United States

United States

Big benefits for Alaska villages

Isolated areas of Alaska are about to get an additional jolt of wind power through an ongoing project by Alaska Village Electric Cooperative (AVEC). The Anchorage-based company is installing three NorthWind 100 kW turbines in Toksook Bay, one of three villages on Nelson Island just off Alaska's west coast. The turbines will be integrated into the community's diesel power system. The project brings the total number of wind turbines in the company's widespread service territory to ten.

"It's a large geographic area," says AVEC's Bill Stamm. "Out of 52 villages, only one is accessible by road. We barge materials and fuel in during the summer months. In wintertime, everything is flown in.
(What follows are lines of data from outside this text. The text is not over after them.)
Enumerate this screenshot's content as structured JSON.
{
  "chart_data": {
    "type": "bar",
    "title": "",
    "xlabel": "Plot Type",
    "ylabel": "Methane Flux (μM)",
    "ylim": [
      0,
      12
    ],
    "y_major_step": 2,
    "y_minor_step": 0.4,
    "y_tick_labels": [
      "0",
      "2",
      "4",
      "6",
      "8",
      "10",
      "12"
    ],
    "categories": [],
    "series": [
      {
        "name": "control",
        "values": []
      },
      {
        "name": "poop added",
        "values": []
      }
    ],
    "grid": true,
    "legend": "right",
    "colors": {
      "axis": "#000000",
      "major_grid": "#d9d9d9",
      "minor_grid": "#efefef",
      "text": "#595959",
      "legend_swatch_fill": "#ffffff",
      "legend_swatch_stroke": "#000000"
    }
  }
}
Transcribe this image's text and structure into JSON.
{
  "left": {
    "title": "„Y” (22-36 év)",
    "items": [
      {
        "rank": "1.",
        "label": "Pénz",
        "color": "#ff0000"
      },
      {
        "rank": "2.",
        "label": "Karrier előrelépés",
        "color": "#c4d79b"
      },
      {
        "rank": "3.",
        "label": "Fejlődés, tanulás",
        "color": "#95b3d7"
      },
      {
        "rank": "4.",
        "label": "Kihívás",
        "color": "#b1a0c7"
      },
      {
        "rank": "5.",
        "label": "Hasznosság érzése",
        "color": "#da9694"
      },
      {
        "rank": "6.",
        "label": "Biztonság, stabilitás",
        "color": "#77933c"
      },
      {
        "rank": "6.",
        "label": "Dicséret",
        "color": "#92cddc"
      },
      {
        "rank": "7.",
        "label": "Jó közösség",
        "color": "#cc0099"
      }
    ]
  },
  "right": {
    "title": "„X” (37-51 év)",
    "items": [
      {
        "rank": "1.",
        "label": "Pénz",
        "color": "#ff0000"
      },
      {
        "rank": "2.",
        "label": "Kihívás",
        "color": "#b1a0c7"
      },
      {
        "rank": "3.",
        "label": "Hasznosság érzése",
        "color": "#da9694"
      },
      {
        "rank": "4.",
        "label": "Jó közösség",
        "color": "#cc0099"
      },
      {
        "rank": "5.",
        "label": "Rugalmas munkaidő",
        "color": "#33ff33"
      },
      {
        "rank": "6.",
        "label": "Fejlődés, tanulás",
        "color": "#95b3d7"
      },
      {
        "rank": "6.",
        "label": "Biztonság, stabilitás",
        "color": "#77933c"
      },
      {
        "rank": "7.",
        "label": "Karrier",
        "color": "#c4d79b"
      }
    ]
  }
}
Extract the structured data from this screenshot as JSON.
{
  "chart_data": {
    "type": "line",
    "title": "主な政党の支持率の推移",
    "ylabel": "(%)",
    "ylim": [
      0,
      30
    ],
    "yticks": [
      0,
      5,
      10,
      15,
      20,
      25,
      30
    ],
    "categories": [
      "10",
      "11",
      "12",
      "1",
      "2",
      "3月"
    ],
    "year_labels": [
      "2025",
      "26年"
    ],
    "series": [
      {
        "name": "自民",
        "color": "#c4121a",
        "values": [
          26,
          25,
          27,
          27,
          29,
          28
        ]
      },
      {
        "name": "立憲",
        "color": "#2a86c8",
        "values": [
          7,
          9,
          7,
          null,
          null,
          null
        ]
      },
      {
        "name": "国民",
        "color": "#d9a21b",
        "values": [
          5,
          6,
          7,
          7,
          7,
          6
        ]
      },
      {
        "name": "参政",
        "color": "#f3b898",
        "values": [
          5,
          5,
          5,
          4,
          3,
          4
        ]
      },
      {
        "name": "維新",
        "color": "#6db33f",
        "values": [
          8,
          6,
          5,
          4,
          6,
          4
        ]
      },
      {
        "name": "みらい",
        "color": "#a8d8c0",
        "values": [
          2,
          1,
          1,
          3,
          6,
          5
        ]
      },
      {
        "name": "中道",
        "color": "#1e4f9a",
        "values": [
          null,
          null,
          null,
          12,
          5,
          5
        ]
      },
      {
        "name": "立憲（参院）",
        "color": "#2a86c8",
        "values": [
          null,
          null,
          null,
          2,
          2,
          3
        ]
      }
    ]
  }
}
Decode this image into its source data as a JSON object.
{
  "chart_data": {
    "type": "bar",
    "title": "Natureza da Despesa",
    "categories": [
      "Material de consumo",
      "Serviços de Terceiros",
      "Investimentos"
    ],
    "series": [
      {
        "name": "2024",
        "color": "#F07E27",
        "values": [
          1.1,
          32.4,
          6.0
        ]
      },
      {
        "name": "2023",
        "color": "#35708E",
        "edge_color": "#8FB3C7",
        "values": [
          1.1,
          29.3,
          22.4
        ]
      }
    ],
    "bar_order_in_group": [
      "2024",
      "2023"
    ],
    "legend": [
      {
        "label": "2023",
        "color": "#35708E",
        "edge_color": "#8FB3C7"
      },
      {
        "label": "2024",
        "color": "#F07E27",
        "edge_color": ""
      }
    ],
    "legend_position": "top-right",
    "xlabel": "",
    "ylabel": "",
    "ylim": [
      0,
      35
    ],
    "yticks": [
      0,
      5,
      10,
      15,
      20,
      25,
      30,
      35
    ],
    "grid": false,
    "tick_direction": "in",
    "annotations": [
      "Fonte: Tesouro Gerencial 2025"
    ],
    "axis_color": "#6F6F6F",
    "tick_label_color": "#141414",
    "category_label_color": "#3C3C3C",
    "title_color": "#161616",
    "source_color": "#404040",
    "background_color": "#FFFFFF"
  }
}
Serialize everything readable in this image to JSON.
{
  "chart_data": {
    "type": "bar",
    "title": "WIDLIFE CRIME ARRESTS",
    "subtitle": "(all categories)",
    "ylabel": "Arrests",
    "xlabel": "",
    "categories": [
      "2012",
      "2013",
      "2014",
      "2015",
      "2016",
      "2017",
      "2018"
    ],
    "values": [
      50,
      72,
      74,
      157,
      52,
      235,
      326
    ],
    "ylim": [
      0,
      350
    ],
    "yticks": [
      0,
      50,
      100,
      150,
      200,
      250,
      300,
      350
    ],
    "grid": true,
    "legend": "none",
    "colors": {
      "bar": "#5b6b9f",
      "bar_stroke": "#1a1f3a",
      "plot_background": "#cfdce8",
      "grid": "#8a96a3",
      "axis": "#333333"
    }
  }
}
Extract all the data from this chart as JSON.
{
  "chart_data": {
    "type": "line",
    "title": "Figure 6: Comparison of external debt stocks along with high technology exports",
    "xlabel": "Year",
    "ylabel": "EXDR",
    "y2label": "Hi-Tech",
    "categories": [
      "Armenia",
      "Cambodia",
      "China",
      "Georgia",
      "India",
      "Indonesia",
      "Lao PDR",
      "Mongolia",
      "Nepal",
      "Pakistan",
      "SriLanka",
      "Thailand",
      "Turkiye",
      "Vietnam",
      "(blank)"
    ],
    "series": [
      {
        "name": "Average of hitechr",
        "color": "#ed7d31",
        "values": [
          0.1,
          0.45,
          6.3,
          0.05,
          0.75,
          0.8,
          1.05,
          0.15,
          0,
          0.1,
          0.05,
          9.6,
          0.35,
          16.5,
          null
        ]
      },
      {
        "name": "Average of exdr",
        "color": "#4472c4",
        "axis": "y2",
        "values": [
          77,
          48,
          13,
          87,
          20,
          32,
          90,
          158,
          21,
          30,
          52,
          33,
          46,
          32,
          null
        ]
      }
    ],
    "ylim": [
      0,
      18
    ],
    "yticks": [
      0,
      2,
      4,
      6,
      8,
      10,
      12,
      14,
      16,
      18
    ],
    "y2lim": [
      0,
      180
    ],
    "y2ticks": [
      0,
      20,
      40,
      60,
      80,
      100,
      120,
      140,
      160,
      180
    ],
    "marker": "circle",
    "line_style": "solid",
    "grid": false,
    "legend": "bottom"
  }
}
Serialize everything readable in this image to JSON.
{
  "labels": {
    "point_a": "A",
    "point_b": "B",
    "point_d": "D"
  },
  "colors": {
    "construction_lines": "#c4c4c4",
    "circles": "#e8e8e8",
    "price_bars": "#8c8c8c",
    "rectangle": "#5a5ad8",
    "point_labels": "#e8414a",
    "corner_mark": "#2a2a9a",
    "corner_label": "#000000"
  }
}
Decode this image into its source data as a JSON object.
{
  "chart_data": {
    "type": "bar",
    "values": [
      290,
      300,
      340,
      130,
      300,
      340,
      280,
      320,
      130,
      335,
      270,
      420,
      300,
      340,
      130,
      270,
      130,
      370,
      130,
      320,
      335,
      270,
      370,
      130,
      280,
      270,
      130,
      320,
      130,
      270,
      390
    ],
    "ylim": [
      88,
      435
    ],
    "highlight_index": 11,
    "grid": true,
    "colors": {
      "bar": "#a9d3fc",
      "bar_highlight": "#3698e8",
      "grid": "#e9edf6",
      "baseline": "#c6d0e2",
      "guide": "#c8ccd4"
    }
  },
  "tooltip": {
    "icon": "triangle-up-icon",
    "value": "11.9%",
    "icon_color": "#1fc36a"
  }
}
If we send a guy out on a job it can be like the equivalent of flying from South Dakota to Georgia to go to work."

Average yearly snowfall in Toksook Bay is one metre. "These turbines need to run at temps of 50-60 below zero [Fahrenheit] in winter and up to 80 degrees in summer," Stamm says. "So we've actually got a fairly small pool of turbine manufacturers to choose from. We look for simplicity of maintenance and technology. It's all kind of a trial basis and we purchased the first seven turbines NorthWind built."

AVEC is trying to gain approval for two more projects. "Our people are going through the economics to find out how many and what kind of turbines to get," Stamm says. "It's a continual funding battle," he adds. "But we're starting to show people how much wind can do."